A man who was wrongfully imprisoned for a decade before being released earlier this year has filed a federal lawsuit against the city of Chicago and 17 Chicago Police Department officers, including convicted former sergeant Ronald Watts.
Ben Baker, 44, and his attorneys announced the 10-count federal lawsuit Thursday, alleging the police department’s “code of silence” allowed his wrongful conviction and imprisonment.
Baker was arrested twice at the Ida B. Wells public housing development after officers assigned to the development said he was caught in possession of narcotics with intent to deliver.

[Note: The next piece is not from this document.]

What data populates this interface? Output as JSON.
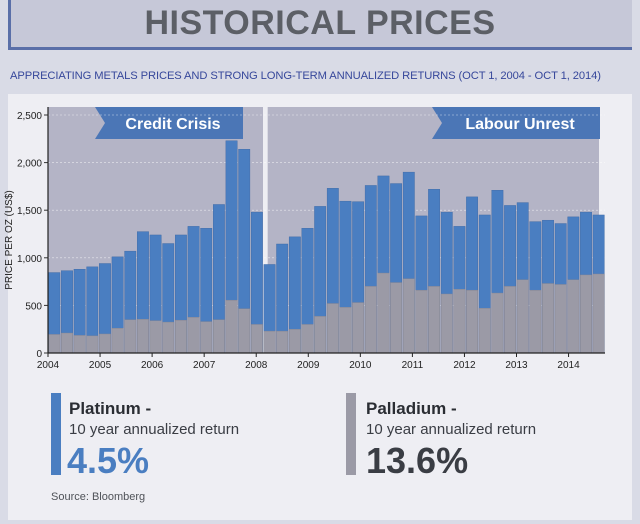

In June 2004, Baker was told that Sgt. Watts planned to attribute drugs supposedly found in a mailbox at the development to Baker, according to the suit. Watts told Baker that if he gave Watts a $1,000 bribe, Baker would still have to “fight the case,” but Watts would ensure that he would beat it.
Baker refused, and he was arrested on July 11, 2004. He spent four-and-a-half months in Cook County Jail before the case was dismissed, the suit claims.
Baker was arrested again on March, 23, 2005, according to the suit. Baker alleges that arrest was retribution for his refusal to pay Watts a bribe. He was convicted in 2006 of two counts of possession of a controlled substances and sentenced to 14 years in prison.
While Baker was out on bond on that case, on Dec. 11. 2005, he and his wife were arrested and charged with felony drug crimes, according to the suit. They claim the arrest was the result of their attempts to expose the officers’ corruption.
After Baker was convicted in the previous case, his wife pleaded guilty in exchange for probation so she could avoid prison and raise their three children, though she claimed to be innocent.
At the time of Baker’s arrests, an investigation of Watts and his crew was “well underway” by the FBI, with the knowledge of the police department’s Internal Affairs Department, according to the lawsuit.
Watts and one of his crew were convicted and imprisoned in 2013 after they were caught in a 2011 FBI sting, according to the suit.
Baker was freed earlier this year after the Exoneration Project took up his case and found evidence of the corruption. Both of his convictions were vacated, and he received two certificates of innocence.
The suit seek an unspecified amount in damages.
A city spokesman said they had not yet received the suit and could not comment.